Шевалье де Мезон-Руж - Александр Дюма
Шрифт:
Интервал:
Закладка:
Жандармы тоже устроились в другой половине. История сохранила их имена, как обычно и случается с незначительными людьми, кого судьба связывает с великими катастрофами и на ком отражаются отблески того света, что бросает молния, сокрушая либо королевские троны, либо самих королей.
Их звали Дюшен и Жильбер.
Коммуна назначила этих двоих людей, потому что знала их как добрых патриотов. Они должны были оставаться на своем посту в этой камере до суда над Марией Антуанеттой: так надеялись избежать беспорядка, почти неминуемого в том случае, если охрана меняется несколько раз в день. Поэтому на этих двоих была возложена чрезвычайная ответственность.

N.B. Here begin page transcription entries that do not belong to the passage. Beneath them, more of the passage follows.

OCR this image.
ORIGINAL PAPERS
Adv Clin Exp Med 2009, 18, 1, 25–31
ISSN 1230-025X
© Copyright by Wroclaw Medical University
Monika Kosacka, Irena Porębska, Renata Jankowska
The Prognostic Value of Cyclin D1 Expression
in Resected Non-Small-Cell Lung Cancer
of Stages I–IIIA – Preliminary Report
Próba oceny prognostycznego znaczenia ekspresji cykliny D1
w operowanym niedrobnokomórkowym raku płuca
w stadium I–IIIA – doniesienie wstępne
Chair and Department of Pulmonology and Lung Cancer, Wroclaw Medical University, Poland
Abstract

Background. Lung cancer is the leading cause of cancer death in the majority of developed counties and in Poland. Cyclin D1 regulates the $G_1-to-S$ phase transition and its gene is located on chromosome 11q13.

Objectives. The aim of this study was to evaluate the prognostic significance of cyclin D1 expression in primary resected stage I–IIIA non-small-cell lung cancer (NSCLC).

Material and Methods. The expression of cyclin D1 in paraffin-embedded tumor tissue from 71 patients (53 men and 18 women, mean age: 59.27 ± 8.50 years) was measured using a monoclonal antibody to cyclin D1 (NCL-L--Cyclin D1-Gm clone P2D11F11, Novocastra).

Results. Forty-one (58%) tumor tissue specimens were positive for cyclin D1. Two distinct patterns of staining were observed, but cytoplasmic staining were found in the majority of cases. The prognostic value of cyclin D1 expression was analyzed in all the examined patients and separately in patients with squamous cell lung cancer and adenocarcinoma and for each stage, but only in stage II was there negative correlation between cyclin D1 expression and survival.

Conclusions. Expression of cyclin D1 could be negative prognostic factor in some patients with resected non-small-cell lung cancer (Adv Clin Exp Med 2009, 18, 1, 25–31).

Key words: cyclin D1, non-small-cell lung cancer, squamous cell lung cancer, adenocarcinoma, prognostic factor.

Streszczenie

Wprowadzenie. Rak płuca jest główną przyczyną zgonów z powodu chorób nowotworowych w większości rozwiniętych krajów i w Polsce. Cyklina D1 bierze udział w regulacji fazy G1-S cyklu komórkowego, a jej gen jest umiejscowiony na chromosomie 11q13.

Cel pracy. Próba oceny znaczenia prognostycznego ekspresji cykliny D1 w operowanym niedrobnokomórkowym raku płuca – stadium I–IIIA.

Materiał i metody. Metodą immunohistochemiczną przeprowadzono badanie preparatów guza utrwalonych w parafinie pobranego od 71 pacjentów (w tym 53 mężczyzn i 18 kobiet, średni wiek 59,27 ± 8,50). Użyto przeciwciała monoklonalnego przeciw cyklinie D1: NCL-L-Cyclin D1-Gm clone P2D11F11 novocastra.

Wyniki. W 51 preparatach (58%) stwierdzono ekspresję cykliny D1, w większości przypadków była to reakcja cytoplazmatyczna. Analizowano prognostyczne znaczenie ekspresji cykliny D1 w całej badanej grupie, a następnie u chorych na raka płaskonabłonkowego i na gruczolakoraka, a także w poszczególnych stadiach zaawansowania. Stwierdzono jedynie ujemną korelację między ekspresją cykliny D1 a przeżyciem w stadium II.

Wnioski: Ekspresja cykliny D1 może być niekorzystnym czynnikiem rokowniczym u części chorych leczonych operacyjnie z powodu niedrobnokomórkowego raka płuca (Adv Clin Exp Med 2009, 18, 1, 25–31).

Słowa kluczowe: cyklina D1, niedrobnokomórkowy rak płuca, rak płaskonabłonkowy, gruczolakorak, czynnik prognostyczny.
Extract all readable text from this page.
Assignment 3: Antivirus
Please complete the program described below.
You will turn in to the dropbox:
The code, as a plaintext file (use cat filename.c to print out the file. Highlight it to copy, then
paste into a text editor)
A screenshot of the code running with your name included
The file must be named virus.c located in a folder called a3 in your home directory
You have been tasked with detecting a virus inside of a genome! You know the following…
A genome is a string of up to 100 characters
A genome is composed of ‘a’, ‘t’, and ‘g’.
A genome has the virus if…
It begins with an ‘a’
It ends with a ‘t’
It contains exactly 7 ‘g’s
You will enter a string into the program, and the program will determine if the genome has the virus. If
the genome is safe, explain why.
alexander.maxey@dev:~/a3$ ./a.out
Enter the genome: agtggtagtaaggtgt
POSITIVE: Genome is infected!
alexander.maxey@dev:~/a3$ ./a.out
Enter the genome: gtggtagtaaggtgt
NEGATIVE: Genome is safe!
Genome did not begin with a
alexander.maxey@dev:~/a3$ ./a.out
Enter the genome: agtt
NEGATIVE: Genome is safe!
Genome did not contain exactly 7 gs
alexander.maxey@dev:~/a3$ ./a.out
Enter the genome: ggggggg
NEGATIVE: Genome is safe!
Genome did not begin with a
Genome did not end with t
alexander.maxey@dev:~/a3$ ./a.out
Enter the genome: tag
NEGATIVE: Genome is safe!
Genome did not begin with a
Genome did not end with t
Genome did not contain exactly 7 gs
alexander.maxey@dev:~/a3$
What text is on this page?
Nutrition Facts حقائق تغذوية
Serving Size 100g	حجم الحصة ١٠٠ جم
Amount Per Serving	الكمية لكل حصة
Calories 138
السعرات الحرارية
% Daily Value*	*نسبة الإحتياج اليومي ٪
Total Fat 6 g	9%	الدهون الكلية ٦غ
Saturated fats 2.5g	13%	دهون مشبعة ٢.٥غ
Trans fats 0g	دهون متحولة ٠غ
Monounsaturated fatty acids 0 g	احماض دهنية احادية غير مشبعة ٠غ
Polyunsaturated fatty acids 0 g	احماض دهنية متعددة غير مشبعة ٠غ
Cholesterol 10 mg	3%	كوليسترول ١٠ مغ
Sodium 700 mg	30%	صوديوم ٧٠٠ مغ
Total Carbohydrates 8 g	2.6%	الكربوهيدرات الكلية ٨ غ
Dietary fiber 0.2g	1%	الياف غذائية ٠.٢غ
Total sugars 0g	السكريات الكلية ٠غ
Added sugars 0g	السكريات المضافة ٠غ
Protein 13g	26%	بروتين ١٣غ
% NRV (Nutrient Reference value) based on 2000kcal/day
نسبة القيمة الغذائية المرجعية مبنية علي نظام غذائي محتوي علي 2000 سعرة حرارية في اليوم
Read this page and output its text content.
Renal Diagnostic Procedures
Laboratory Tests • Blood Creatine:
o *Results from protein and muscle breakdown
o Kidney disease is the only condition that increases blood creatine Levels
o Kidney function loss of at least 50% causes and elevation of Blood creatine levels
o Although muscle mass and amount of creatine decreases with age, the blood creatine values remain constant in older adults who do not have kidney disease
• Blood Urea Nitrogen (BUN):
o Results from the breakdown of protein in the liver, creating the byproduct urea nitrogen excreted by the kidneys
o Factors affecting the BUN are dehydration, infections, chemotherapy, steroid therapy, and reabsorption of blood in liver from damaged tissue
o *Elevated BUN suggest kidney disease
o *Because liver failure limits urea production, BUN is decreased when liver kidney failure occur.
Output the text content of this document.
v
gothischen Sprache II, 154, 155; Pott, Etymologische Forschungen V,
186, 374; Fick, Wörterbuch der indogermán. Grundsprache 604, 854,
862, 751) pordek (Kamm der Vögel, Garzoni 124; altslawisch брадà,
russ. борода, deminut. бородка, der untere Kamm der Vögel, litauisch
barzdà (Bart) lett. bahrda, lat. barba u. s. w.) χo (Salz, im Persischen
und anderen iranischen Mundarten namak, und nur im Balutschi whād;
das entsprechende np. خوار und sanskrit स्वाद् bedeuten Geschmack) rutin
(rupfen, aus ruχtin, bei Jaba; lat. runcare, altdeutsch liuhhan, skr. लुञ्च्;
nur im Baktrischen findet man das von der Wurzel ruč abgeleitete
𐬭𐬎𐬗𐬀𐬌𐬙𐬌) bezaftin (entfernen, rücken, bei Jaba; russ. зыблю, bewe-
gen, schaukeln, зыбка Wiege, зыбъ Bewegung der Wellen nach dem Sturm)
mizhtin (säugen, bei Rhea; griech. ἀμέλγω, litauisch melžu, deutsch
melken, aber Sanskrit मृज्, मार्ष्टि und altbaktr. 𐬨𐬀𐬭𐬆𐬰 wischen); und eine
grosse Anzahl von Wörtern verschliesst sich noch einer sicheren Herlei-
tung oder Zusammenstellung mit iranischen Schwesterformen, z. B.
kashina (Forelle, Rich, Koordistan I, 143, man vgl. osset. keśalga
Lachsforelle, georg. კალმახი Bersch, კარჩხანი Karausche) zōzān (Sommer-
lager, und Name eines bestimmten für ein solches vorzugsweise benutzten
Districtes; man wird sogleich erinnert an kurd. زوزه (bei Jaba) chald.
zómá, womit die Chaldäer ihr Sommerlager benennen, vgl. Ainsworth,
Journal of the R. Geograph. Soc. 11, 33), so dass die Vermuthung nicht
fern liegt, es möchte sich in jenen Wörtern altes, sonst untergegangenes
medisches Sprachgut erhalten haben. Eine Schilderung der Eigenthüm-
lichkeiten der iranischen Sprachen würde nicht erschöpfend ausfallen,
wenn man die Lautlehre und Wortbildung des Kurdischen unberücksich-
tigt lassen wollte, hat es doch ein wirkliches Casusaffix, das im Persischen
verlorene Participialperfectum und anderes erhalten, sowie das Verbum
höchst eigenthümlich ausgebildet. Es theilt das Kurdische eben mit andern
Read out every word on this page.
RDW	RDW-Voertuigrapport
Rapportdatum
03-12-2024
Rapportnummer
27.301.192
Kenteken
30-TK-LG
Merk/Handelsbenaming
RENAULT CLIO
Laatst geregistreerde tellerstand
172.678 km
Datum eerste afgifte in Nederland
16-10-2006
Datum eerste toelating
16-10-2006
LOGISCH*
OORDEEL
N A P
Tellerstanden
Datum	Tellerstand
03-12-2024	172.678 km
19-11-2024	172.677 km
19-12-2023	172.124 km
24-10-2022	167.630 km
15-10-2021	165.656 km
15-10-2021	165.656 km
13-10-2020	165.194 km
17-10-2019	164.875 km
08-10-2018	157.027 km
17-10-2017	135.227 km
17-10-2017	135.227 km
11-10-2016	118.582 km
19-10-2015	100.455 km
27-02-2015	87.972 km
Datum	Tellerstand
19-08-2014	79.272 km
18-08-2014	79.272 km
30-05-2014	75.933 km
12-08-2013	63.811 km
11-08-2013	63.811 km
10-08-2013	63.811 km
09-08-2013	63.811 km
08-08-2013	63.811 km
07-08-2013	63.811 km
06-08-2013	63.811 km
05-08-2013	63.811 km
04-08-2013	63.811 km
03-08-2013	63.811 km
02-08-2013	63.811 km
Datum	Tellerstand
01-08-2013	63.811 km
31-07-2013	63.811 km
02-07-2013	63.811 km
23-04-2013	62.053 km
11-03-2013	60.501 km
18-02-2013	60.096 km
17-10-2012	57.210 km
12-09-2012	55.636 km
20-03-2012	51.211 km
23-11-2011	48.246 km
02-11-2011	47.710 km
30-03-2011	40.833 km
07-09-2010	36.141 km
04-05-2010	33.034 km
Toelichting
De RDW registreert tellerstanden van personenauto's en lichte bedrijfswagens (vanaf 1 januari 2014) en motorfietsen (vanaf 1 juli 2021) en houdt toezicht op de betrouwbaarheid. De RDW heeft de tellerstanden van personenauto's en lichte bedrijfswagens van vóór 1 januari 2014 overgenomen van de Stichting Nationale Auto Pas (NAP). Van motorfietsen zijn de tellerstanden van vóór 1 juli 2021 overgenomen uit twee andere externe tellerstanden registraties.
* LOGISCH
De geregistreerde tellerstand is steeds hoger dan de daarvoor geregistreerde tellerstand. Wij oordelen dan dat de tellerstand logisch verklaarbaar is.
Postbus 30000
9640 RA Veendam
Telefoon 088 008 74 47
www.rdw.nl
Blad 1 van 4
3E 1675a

Королева с первого дня узнала об этой мере из разговора охранников: каждое слово их долетало до нее, если какая-то причина не заставляла их понижать голос. Она почувствовала одновременно и радость и беспокойство. С одной стороны, говорила она себе, эти люди должны быть очень надежными, поскольку из многих выбрали именно их. С другой стороны, размышляла она, ее друзья смогут найти гораздо больше возможностей подкупить двух известных им постоянных сторожей, чем сотню незнакомцев, волею случая определенных на дежурство и неожиданно оказавшихся рядом с ней на один день.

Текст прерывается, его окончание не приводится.